German myopia puts euro at risk
The thrust of the article was that the problems besetting the eurozone are exclusively a consequence of profligacy and corruption among periphery countries. The only solution is to be virtuous and fiscally responsible like Germany. There is some truth in what Mr Stark has to say. But the piece is much more interesting for what he does not say.
After both world wars in the last century, respective German governments lobbied hard and were granted debt forgiveness on the basis that lumbering any country with unsustainable debt obligations created the potential for a very destabilising backlash.
Indeed, Germany was the biggest serial defaulter of the 20th century. Moreover, Berlin ran a fiscal deficit during the entire period in the early and mid-2000s that the ‘Hartz reforms’ were being implemented.
These labour market reforms combined with other structural reforms were aimed at breathing life into a very weak economy.
The ECB also did its bit for Germany by keeping interest rates at low levels for a protracted period. The result was to cause massive asset price inflation in periphery eurozone countries.
German financial institutions played their part in stoking property bubbles, particularly in Ireland and Spain. However, German chancellor Angela Merkel and finance minister Wolfgang Schauble have been very prescriptive about what should be done since the crisis erupted: restore fiscal rectitude at the same time as implementing structural reforms and absolutely no debt forgiveness.
Berlin has also opposed more aggressive ECB action aimed at preventing the region collapsing into a debt deflationary spiral.
It is difficult to discern whether the German government realise the country is part of a monetary union.
If Germany had followed its own advice for much of the last century and the early part of the last decade, it would now be an economic wasteland. Yet this is a narrative that is conveniently ignored. But then again, the eurozone has to learn how to pay its way.
The Greek economy is not in crisis because of imposed austerity policies. Tax dodging, chronically low levels of competitiveness and fiddling the national accounts among other factors caused Greece to lose its economic sovereignty.
The Commission, as well as the other Eurozone member states, are right to insist Athens proceeds with painful but very necessary reforms.
It is highly likely that a deal will be hammered out over the coming weeks that will keep Greece in the euro. But the bigger question remains: what level of solidarity should be provided to assist member states as they look to restructure their economies?
As it stands, populist far left and far right parties are emerging throughout the eurozone.
The euro has survived thus far because 11th-hour patchwork solutions were cobbled together at the dizzying number of adhoc EU summits convened over the past six years. But success was predicated at all times on all parties wanting to maintain monetary union.

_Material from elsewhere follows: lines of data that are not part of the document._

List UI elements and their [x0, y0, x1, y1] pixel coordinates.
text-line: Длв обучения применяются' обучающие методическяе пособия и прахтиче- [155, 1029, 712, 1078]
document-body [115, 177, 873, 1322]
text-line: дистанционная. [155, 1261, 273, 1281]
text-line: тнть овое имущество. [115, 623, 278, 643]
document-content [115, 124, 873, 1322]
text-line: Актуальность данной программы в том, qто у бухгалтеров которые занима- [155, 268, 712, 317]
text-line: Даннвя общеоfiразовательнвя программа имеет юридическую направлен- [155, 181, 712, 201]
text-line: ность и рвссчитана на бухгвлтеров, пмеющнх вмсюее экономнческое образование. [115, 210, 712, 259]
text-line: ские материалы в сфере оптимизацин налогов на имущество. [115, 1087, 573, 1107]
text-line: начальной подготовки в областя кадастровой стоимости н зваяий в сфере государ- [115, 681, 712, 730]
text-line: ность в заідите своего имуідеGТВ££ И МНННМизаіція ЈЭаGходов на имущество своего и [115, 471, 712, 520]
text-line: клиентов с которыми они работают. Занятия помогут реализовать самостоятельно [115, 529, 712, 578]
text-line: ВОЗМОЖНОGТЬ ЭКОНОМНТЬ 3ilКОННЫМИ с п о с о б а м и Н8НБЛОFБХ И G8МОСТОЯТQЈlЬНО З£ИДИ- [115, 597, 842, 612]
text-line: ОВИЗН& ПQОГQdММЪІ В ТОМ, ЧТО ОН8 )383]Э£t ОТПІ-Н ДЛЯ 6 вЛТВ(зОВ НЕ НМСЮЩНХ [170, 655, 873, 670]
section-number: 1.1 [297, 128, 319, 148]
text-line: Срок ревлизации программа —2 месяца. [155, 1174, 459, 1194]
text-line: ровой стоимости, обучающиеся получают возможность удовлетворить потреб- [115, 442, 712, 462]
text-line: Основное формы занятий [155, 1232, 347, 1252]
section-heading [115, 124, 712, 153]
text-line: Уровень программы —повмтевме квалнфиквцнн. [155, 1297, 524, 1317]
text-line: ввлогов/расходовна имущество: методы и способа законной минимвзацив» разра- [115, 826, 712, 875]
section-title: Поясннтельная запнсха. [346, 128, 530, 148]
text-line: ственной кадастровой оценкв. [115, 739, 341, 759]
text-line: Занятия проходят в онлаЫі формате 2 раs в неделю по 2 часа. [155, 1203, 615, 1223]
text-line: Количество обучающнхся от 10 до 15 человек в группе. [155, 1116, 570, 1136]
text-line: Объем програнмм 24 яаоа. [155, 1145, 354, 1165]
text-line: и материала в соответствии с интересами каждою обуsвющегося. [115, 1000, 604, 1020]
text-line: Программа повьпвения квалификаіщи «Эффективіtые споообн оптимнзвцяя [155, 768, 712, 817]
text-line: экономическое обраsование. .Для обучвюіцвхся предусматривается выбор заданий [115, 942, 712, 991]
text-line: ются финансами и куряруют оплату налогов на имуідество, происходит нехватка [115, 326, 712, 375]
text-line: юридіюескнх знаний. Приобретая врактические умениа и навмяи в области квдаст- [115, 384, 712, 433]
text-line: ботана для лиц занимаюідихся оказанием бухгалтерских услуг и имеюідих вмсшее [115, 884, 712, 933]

What happens when an anti-immigrant, anti EU party, such as Le Front National in France, form a government. It will be much harder to achieve the compromise needed to stave off the euro’s day of reckoning.
The best scenario for the future of the euro is that the combined effects of the ECB’s €1.1trn quantitative easing programme and the EU Commission’s €315bn investment programme triggers a bout of sustained growth in the eurozone.
This enables the political centre to re-establish its grip on power. Member states then agree to move to closer fiscal and political integration that ensures the monetary union prospers over the longer term. This seems unlikely. Instead the policy of muddling through will be maintained.
As long as unemployment and debt remain at elevated levels and growth is constrained, then political unrest will keep fomenting. One thing is for sure, there will be plenty more subplots before the great eurozone denouement is reached.